As shown in Table 1, in Example 1, Example 2, Example 3, Example 4 and Example 5, peeling showing the gas barrier property against oxygen and water vapor and the adhesion between the vapor-deposited thin film layer and the adjacent layer. The strength was good. Comparative Example 1,
In Comparative Examples 2 and 3, the adhesion of the vapor-deposited thin film layer was good, but the gas barrier property was poor. Further, in Comparative Example 4, the gas barrier property was good, but the adhesion of the deposited thin film layer was poor.

[0032]

According to the present invention, an organosilicon compound layer is formed between a synthetic resin film substrate and a vapor-deposited thin film layer, and
Since the entire surface of the organic silicon compound layer is plasma-activated, the adhesion of the vapor-deposited thin film to the film substrate and the flexibility against external loads are improved, and the occurrence of cracks and pinholes in the vapor-deposited thin film can be prevented. Provided is a gas barrier laminate of a packaging material having a good barrier property against oxygen and water vapor.

[Brief description of drawings]

FIG. 1 is a cross-sectional view of a gas barrier laminate according to an example of the present invention.

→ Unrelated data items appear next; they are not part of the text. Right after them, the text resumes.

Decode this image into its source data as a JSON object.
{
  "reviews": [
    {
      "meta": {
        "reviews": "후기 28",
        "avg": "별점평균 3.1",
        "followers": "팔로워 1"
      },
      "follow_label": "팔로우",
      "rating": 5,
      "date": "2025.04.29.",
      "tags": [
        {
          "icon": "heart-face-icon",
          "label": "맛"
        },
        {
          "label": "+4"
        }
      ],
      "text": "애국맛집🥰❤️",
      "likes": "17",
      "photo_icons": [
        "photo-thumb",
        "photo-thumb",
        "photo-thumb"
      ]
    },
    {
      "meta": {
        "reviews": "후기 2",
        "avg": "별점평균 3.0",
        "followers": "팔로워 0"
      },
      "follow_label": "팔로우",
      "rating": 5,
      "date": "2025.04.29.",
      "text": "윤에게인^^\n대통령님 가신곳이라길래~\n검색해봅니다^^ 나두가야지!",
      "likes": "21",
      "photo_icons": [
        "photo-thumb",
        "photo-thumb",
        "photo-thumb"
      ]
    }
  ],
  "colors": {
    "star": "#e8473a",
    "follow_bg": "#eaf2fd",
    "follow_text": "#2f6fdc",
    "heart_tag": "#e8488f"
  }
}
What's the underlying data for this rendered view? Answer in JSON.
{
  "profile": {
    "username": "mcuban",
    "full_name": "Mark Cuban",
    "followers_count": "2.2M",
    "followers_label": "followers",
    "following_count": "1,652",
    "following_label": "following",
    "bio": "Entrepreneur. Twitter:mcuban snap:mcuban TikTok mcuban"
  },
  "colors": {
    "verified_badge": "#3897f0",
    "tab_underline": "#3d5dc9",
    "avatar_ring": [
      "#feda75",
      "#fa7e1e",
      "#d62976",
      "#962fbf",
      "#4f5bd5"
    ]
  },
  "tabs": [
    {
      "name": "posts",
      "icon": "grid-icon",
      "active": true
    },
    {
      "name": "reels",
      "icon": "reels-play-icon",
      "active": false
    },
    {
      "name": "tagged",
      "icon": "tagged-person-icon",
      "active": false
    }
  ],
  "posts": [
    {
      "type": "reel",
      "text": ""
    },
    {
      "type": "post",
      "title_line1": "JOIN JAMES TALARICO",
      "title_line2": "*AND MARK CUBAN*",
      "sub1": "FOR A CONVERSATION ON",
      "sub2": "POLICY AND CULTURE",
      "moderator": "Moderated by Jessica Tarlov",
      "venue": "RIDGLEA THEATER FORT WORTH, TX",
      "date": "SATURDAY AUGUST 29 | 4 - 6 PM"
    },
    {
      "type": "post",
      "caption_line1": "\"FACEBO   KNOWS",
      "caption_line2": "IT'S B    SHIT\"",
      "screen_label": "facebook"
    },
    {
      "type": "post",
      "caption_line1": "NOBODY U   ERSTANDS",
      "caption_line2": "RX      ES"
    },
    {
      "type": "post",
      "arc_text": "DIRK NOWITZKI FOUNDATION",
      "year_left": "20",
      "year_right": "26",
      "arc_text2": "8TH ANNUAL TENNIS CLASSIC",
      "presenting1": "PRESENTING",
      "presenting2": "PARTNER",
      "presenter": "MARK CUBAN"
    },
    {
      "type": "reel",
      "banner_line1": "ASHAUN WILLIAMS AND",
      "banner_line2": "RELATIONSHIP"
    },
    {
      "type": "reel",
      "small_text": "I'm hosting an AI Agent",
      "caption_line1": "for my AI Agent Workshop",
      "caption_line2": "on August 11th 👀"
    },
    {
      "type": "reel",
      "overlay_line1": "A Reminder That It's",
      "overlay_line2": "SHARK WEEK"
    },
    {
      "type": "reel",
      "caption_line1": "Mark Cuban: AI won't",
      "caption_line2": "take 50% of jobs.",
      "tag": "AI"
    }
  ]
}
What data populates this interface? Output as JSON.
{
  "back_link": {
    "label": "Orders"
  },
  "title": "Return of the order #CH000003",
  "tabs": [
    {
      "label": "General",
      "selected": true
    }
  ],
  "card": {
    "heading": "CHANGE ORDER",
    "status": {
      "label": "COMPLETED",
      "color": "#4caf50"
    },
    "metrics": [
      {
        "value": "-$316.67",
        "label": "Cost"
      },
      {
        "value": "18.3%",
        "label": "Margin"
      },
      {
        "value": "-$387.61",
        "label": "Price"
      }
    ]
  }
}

FIG. 2 is a cross-sectional view of a gas barrier laminate according to another example of the present invention.

[Explanation of symbols]

 100, 200 ... Gas barrier laminate 110 ... Synthetic resin film 120 ... Organosilicon compound 121 ... Plasma activated surface 130 ... Evaporated thin film 140 ... Adhesive agent 150 ... Thermal adhesive resin layer

Claims (3)

[Claims] 1. A synthetic resin film having a chemical formula of R—Si— (OR ′) ₃ (R is an organic functional group, on at least one side thereof,
R'is a hydrolyzable group), and an organic silicon compound layer is formed, and a vapor-deposited thin film layer of a metal or a metal compound is formed on the plasma-activated surface of the gas barrier laminate. . 2. The presence of the organosilicon compound layer according to claim 1.
The functional group (R) is -CH = CH ₂, -CH₂-CH
₂-CH₂-NH₂, -CH₂-NH₂, -CH₂-N
HCONH₂, -CH₂-NH-CH₂-CH₂-NH
₂,-(C₂H₂O)-,-CH₂-O-CH₂-(C
₃H₃O), the hydrolyzable group (R ′) is —Cl, —C
H₃, -CH₂-CH₃, -CH₂-O-CH₃Is
A gas barrier laminate having the above feature. 3. A gas barrier laminate comprising a vapor-deposited thin film layer of the metal or the metal compound according to claim 1 or 2, wherein a thermoadhesive resin layer is provided via an adhesive layer.